Nesta conversa, ele também comenta sobre a parceria com a velejadora Isabel Swan, dificuldades em obter patrocínios e a expectativa de participar de mais uma Olimpíada a poucos dias para o início do evento. Veja abaixo a íntegra da entrevista com o atleta brasileiro.
Você já disputou uma Olimpíada, em Pequim-2008. Qual a expectativa de disputar um Jogos Olímpicos em casa? Há diferenças?
É diferente, são momentos distintos da minha carreira como velejador. Em 2008, eu ainda era bastante jovem e era uma aventura participar de uma Olimpíada. Foi uma campanha olímpica bem curta, feita em cima da hora e que acabou dando certo. A verdade é que não tínhamos muita expectativa de um bom resultado ou ter chance de brigar por uma medalha. E agora é diferente, eu trabalhei três anos na campanha olímpica e consegui treinar mais. Hoje eu velo como timoneiro e antes eu era proeiro, então eu participo mais das decisões táticas e do barco. Então as minhas expectativas são maiores e há um pouco mais de cobrança pessoal mesmo para essa ser a minha Olimpíada e tentar um bom resultado.
A vela é uma das modalidades que mais conseguiu medalhas para o Brasil, ficando atrás apenas do vôlei. Isso é bom ou ruim para quem disputa uma Olimpíada?
Isso é bom pois ser de uma modalidade que mais trouxe medalhas para o Brasil dá uma maior exposição para o esporte e o reconhecimento do seu trabalho também aumenta. E isso credencia o Brasil como um país forte na vela e fazer frente aos outros países.
Como avalia suas chances de medalha na Rio-2016?

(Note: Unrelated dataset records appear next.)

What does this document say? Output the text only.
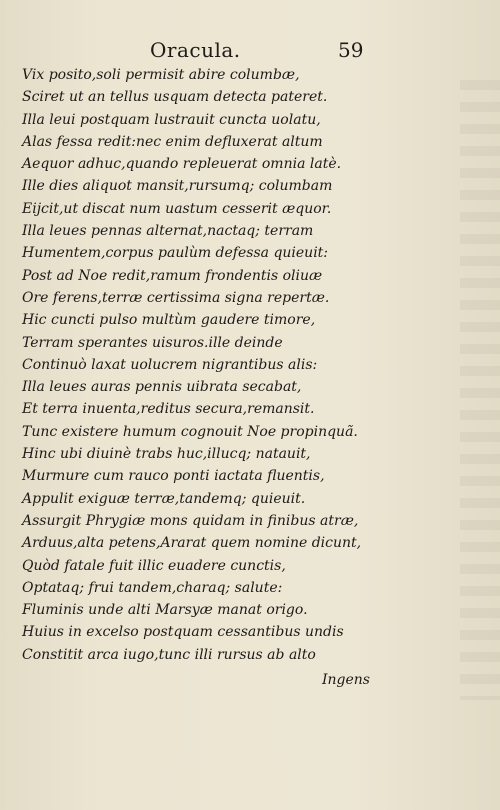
Oracula.	59
Vix posito,soli permisit abire columbæ,
Sciret ut an tellus usquam detecta pateret.
Illa leui postquam lustrauit cuncta uolatu,
Alas fessa redit:nec enim defluxerat altum
Aequor adhuc,quando repleuerat omnia latè.
Ille dies aliquot mansit,rursumq; columbam
Eijcit,ut discat num uastum cesserit æquor.
Illa leues pennas alternat,nactaq; terram
Humentem,corpus paulùm defessa quieuit:
Post ad Noe redit,ramum frondentis oliuæ
Ore ferens,terræ certissima signa repertæ.
Hic cuncti pulso multùm gaudere timore,
Terram sperantes uisuros.ille deinde
Continuò laxat uolucrem nigrantibus alis:
Illa leues auras pennis uibrata secabat,
Et terra inuenta,reditus secura,remansit.
Tunc existere humum cognouit Noe propinquã.
Hinc ubi diuinè trabs huc,illucq; natauit,
Murmure cum rauco ponti iactata fluentis,
Appulit exiguæ terræ,tandemq; quieuit.
Assurgit Phrygiæ mons quidam in finibus atræ,
Arduus,alta petens,Ararat quem nomine dicunt,
Quòd fatale fuit illic euadere cunctis,
Optataq; frui tandem,charaq; salute:
Fluminis unde alti Marsyæ manat origo.
Huius in excelso postquam cessantibus undis
Constitit arca iugo,tunc illi rursus ab alto
Ingens
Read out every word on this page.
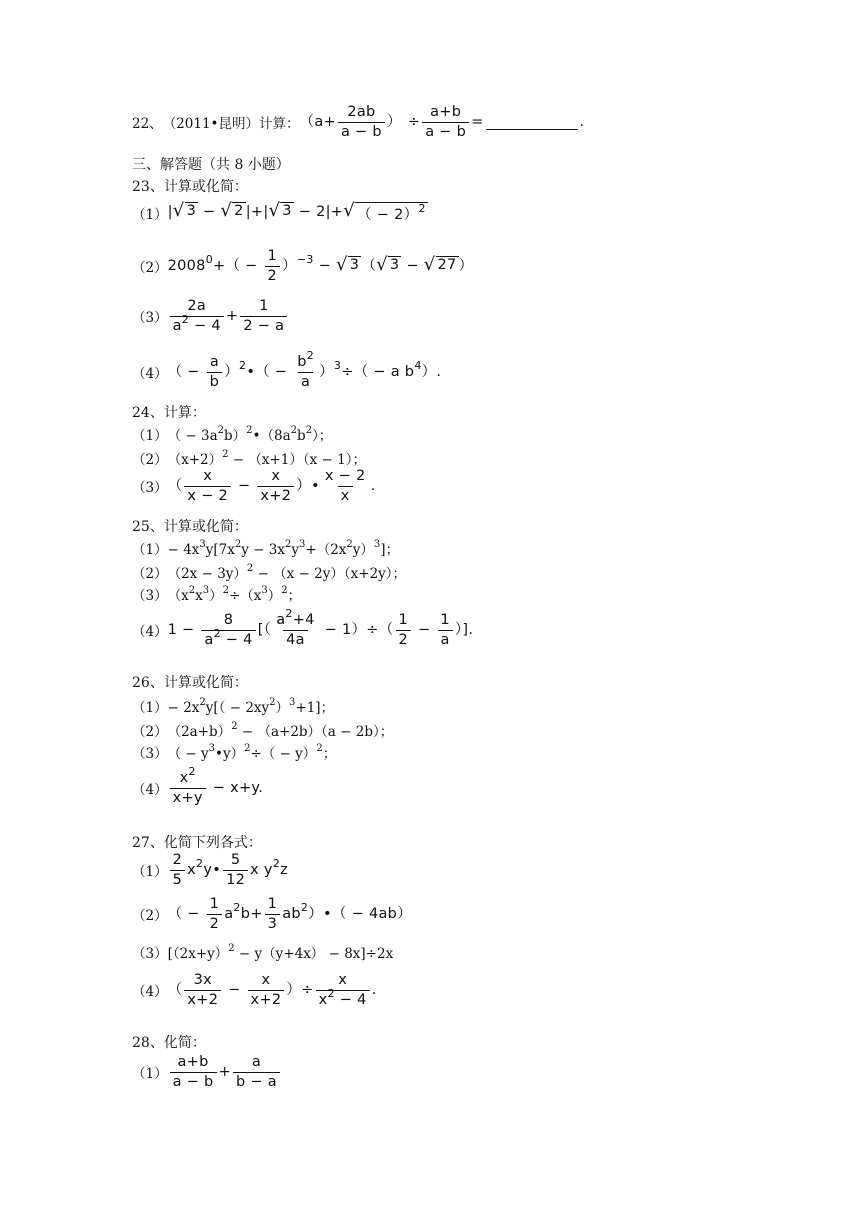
22、 （2011•昆明）计算： （$a+ \frac{2ab}{a - b}$ ） ÷ $\frac{a+b}{a - b}$ =	.
三、解答题（共 8 小题）
23、计算或化简：
（1） | √ 3 − √ 2 |+| √ 3 − 2|+ √ （ − 2）$^2$
（2） $2008^0+( - \frac{1}{2} )^{-3}$ − √ 3 （ √ 3 − √ 27 ）
$(3) \frac{2a}{a^2 - 4} + \frac{1}{2 - a}$
（4） （ − $\frac{a}{b}$ ）$^2$•（ − $\frac{b^2}{a} )^3\div( - a$ $b^4$）.
24、计算：
（1） （ − $3a^2b)^2•(8a^2b^2)$；
（2） $(x+2)^2 - (x+1)(x - 1)$；
（3） （ $\frac{x}{x - 2} - \frac{x}{x+2}$ ）• $\frac{x - 2}{x}$ .
25、计算或化简：
$(1) - 4x^3y[7x^2y - 3x^2y^3+(2x^2y)^3]$；
（2） $(2x - 3y)^2 - (x - 2y)(x+2y)$；
（3） $(x^2x^3)^2\div(x^3)^2$；
（4） $1 - \frac{8}{a^2 - 4}$ [（ $\frac{a^2+4}{4a} - 1)\div( \frac{1}{2} - \frac{1}{a}$ ）].
26、计算或化简：
$(1) - 2x^2y[( - 2xy^2)^3+1]$；
（2） $(2a+b)^2 - (a+2b)(a - 2b)$；
（3） （ − $y^3•y)^2\div( - y)^2$；
$(4) \frac{x^2}{x+y} - x+y$.
27、化简下列各式：
$(1) \frac{2}{5}$ $x^2y• \frac{5}{12}$ x $y^2z$
（2） （ − $\frac{1}{2} a^2b+ \frac{1}{3}$ $ab^2)•( - 4ab)$
（3） $[(2x+y)^2 - y(y+4x) - 8x]\div 2x$
（4） （ $\frac{3x}{x+2} - \frac{x}{x+2}$ ）÷ $\frac{x}{x^2 - 4}$ .
28、化简：
$(1) \frac{a+b}{a - b} + \frac{a}{b - a}$
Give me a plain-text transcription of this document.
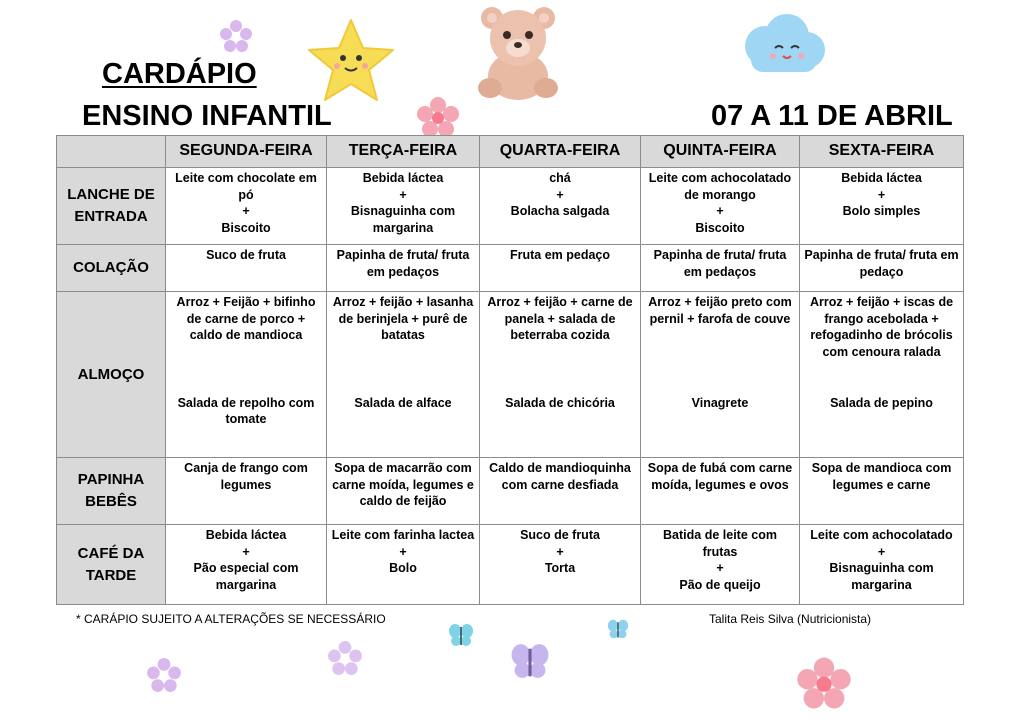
CARDÁPIO
ENSINO INFANTIL	07 A 11 DE ABRIL
	SEGUNDA-FEIRA	TERÇA-FEIRA	QUARTA-FEIRA	QUINTA-FEIRA	SEXTA-FEIRA

LANCHE DE
ENTRADA	Leite com chocolate em
pó
+
Biscoito	Bebida láctea
+
Bisnaguinha com
margarina	chá
+
Bolacha salgada	Leite com achocolatado
de morango
+
Biscoito	Bebida láctea
+
Bolo simples

COLAÇÃO	Suco de fruta	Papinha de fruta/ fruta
em pedaços	Fruta em pedaço	Papinha de fruta/ fruta
em pedaços	Papinha de fruta/ fruta em
pedaço

ALMOÇO	Arroz + Feijão + bifinho
de carne de porco +
caldo de mandioca
Salada de repolho com
tomate	Arroz + feijão + lasanha
de berinjela + purê de
batatas
Salada de alface	Arroz + feijão + carne de
panela + salada de
beterraba cozida
Salada de chicória	Arroz + feijão preto com
pernil + farofa de couve
Vinagrete	Arroz + feijão + iscas de
frango acebolada +
refogadinho de brócolis
com cenoura ralada
Salada de pepino

PAPINHA
BEBÊS	Canja de frango com
legumes	Sopa de macarrão com
carne moída, legumes e
caldo de feijão	Caldo de mandioquinha
com carne desfiada	Sopa de fubá com carne
moída, legumes e ovos	Sopa de mandioca com
legumes e carne

CAFÉ DA
TARDE	Bebida láctea
+
Pão especial com
margarina	Leite com farinha lactea
+
Bolo	Suco de fruta
+
Torta	Batida de leite com frutas
+
Pão de queijo	Leite com achocolatado
+
Bisnaguinha com
margarina
* CARÁPIO SUJEITO A ALTERAÇÕES SE NECESSÁRIO	Talita Reis Silva (Nutricionista)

Não fizemos nenhum resultado dentro do ciclo olímpico que nos deixa com chances de medalha, não ficamos entre os três primeiros em nenhuma etapa de Copa do Mundo ou Mundial. Mas o que me deixa otimista é que em todos os resultados de 2016 foram crescentes, fomos 18º no Mundial, depois 13º na etapa de Copa do Mundo na Espanha e fizemos 9º na França. Como formação com a Isabel (Swan, parceira de barco na classe Nacra 17) é recente, de um ano de dupla, mostramos melhores resultados após seis, oito meses de parceria. E nos treinos temos melhorado também então estou confiante de fazer um bom resultado na Rio-2016. Falar em pódio ou medalha é gerar uma expectativa desnecessária mas eu ficaria muito satisfeito se eu conseguir ficar entre os dez primeiros. Mas acredito que possamos fazer ainda mais e quem sabe surpreender.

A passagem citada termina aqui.